Tricot de peau [tʁiko də po]

Tricot de peau

Fig. A. « Un tramway nommé désir ».

[tʁiko də po] (n. com. BONET.)

La question d’entrée en surannéité du tricot de peau s’est récemment posée au Haut Conseil. Elle a fait l’objet de débats enflammés.

Pour certains le tricot de peau est l’accessoire ringard par excellence puisqu’il est porté au quotidien par tout bon chef de service encravaté, pour d’autres il est suranné puisque daté. Certes on est au début du XXᵉ siècle quand il s’impose à tous mais ce n’est pas une raison suffisante pour en faire un suranné. Rappelons que depuis 1850, le tricot de peau est d’abord un sous-vêtement qui colle bien au corps, afin de le tenir au chaud et de protéger les vêtements des effluves corporels : eh oui, la mode masculine n’a pas toujours fait dans la poésie. La fin du XIXᵉ et le début du XXᵉ c’est le règne de l’hygiénisme qui aura des milliers de conséquences sur notre vie, de la création de la sécurité sociale à celle des stades en passant par le fameux « lave-toi les mains avant de passer à table ». Mais restons concentrés sur notre tricot de peau en maille épaisse qui donc, sent l’homme.

En 1917, lorsque les États-Unis entrent en guerre, les soldats américains sont épatés par les maillots blancs en coton portés par les soldats européens, bien plus pratiques et confortables que leurs propres tricots en laine.
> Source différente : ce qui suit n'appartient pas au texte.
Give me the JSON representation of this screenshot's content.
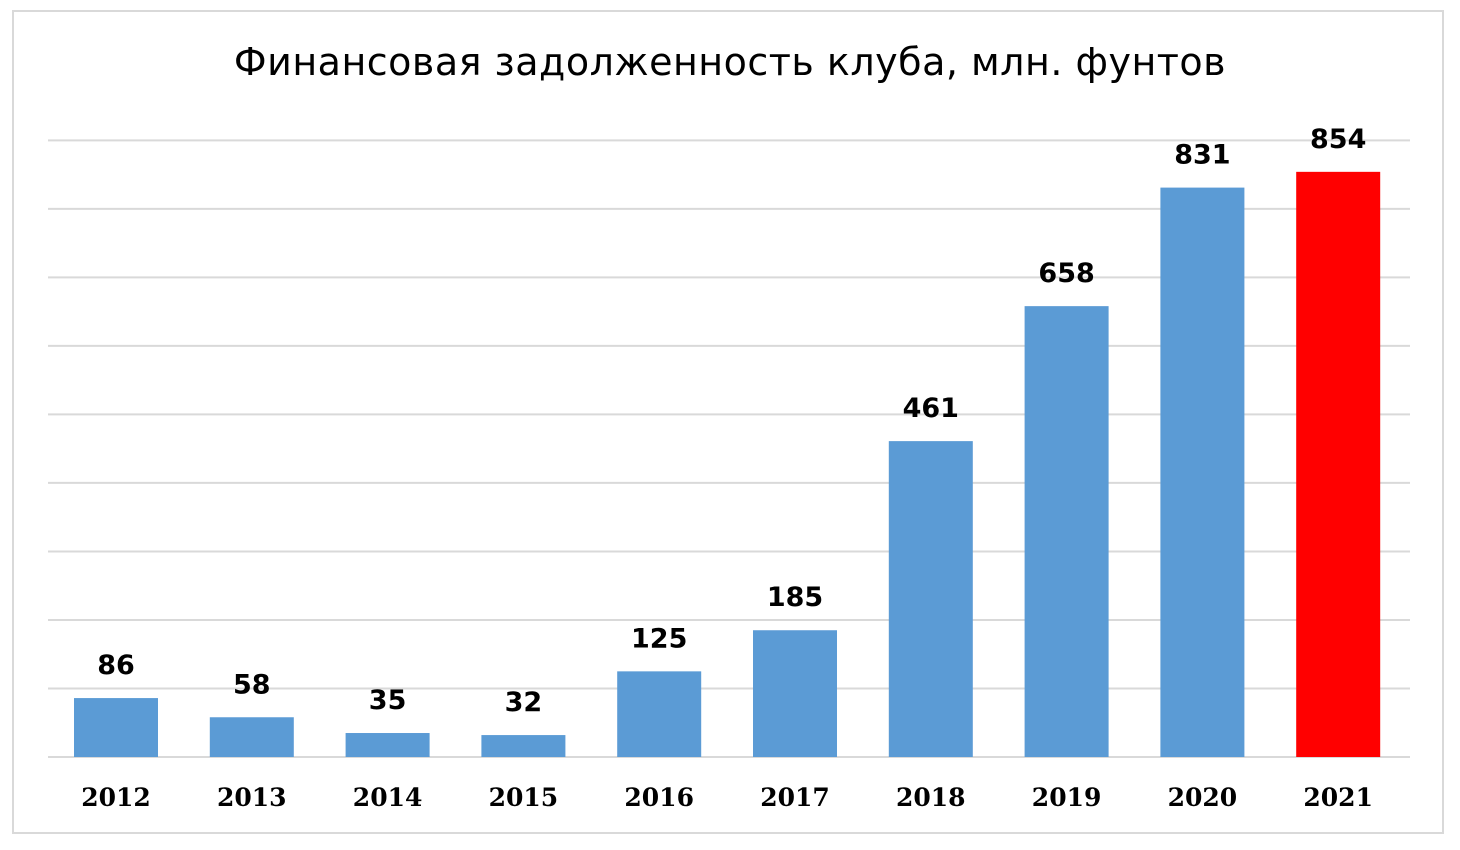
{
  "chart_data": {
    "type": "bar",
    "title": "Финансовая задолженность клуба, млн. фунтов",
    "categories": [
      "2012",
      "2013",
      "2014",
      "2015",
      "2016",
      "2017",
      "2018",
      "2019",
      "2020",
      "2021"
    ],
    "values": [
      86,
      58,
      35,
      32,
      125,
      185,
      461,
      658,
      831,
      854
    ],
    "data_labels": true,
    "ylim": [
      0,
      900
    ],
    "grid": true,
    "legend": "none",
    "colors": {
      "default_bar": "#5b9bd5",
      "highlight_bar": "#ff0000",
      "highlight_category": "2021",
      "gridline": "#d9d9d9"
    }
  }
}
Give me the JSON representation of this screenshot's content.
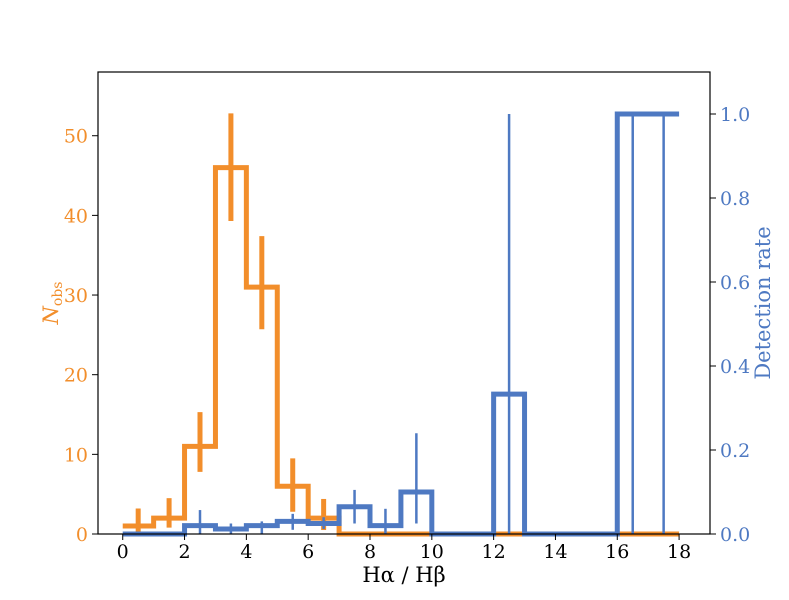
{
  "chart_data": {
    "type": "histogram",
    "xlabel": "Hα / Hβ",
    "ylabel_left_main": "N",
    "ylabel_left_sub": "obs",
    "ylabel_right": "Detection rate",
    "xlim": [
      -0.8,
      19.0
    ],
    "ylim_left": [
      0,
      58
    ],
    "ylim_right": [
      0,
      1.1
    ],
    "x_ticks": [
      0,
      2,
      4,
      6,
      8,
      10,
      12,
      14,
      16,
      18
    ],
    "y_left_ticks": [
      0,
      10,
      20,
      30,
      40,
      50
    ],
    "y_right_ticks": [
      "0.0",
      "0.2",
      "0.4",
      "0.6",
      "0.8",
      "1.0"
    ],
    "bin_edges": [
      0,
      1,
      2,
      3,
      4,
      5,
      6,
      7,
      8,
      9,
      10,
      11,
      12,
      13,
      14,
      15,
      16,
      17,
      18
    ],
    "series": [
      {
        "name": "N_obs",
        "axis": "left",
        "color": "#F28E2B",
        "counts": [
          1,
          2,
          11,
          46,
          31,
          6,
          2,
          0,
          0,
          0,
          0,
          0,
          0,
          0,
          0,
          0,
          0,
          0
        ],
        "err_low": [
          0.2,
          0.8,
          7.8,
          39.3,
          25.7,
          2.8,
          0.5,
          0,
          0,
          0,
          0,
          0,
          0,
          0,
          0,
          0,
          0,
          0
        ],
        "err_high": [
          3.2,
          4.5,
          15.3,
          52.8,
          37.4,
          9.5,
          4.4,
          0,
          0,
          0,
          0,
          0,
          0,
          0,
          0,
          0,
          0,
          0
        ]
      },
      {
        "name": "Detection rate",
        "axis": "right",
        "color": "#4E79C2",
        "values": [
          0,
          0,
          0.02,
          0.012,
          0.02,
          0.03,
          0.025,
          0.065,
          0.02,
          0.1,
          0,
          0,
          0.333,
          0,
          0,
          0,
          1.0,
          1.0
        ],
        "err_low": [
          0,
          0,
          0,
          0,
          0,
          0.01,
          0.012,
          0.025,
          0,
          0.025,
          0,
          0,
          0,
          0,
          0,
          0,
          0,
          0
        ],
        "err_high": [
          0,
          0,
          0.057,
          0.025,
          0.03,
          0.048,
          0.04,
          0.105,
          0.06,
          0.24,
          0,
          0,
          1.0,
          0,
          0,
          0,
          1.0,
          1.0
        ]
      }
    ]
  }
}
Essayés puis adoptés, les tricots de peau européens débarquent en Amérique, où ils se répandent et deviennent populaires sous le nom de T-shirt, en raison de leur forme de « T » – rien à voir avec la Ford, dommage car ça se plaidait en surannéité.

En 1934, Clark Gable qui est en passe de devenir le modèle masculin de l’Amérique, apparaît sans tricot de peau sous sa chemise (c’était dans « It happened one night » de Frank Capra, si vous voulez vous la jouer cinéphile connoisseur). L’effet est immédiat sur la gent féminine des salles obscures qui se pâme en devinant le torse velu comme réponse fournie à la promesse de la fine moustache qui souligne sa moue séductrice. Les hommes flairent la bonne astuce et, pour augmenter leurs chances de séduire la secrétaire du building d’à-côté, s’empressent d’imiter Gable en jetant leurs tricots au panier et en se baladant eux aussi torse poil sous leur chemise. Les ventes de tricots de peau s’effondrent. La moustache duveteuse devient populaire.

On aurait pu en rester là s’il n’y avait eu la guerre, la deuxième. Ach la guerre, Groß malheur.

Le maillot en coton désormais sous-vêtement réglementaire de l’US Army débarque en Europe avec les GI et, à la Libération, représente pour les partisanes du rapprochement atlantiste l’emballage de leur libido. On imagine d’ailleurs la fierté des boys exhibant largement leur beau T-shirt avec tout plein de muscles dessous, avant de se le faire ôter par leurs conquêtes féminines pour profiter pleinement dudit rapprochement. Et de rentrer au bercail (ou pas).

Le tricot de peau est sexy et le paradoxe volage : dix ans après que Clark Gable a fait rugir dames et demoiselles avec sa chemise sans maillot, il devient furieusement tendance de porter le tricot sans chemise¹.

Le coup de génie arrivera dix ans encore plus tard.

Nous sommes en 1957. Des millions de femmes fantasment sur Marlon Brando qui, dans « Un tramway nommé désir », arbore un tricot de peau moulant et mouillé de sueur, torride et animal à souhait.

Un mâle allant droit, nul mâle à l’envers

Un tricot qui symbolise la virilité mais aussi la résistance de Brando aux appétits de Vivien Leigh. L’homme est fort et d’autant plus sexy qu’il reste maître de la situation : un mâle allant droit, nul mâle à l’envers. Avec Marlon, le tricot de peau se mue en fétiche sexuel pour plusieurs générations de femmes, jusqu’à nos jours. Amies lectrices ne faites pas les innocentes et assumez, merci.

Alors le tricot de peau rebelle et décontracté, revendicatif et libéré, sauvage et sexy, entrera en surannéité avec John Wayne, Brando, James Dean et tous ces inconnus en noir et blanc qui traînent sur les photos du temps d’avant.

Et le Marcel de Raimu, dans tout ça ?

Exception culturelle française ma p’tite dame.

¹D’aucuns prétendent que c’est à cette occasion que naîtra la rumeur que les femmes changent d’avis comme de chemise. N’y connaissant rien en femmes je ne saurais vous dire.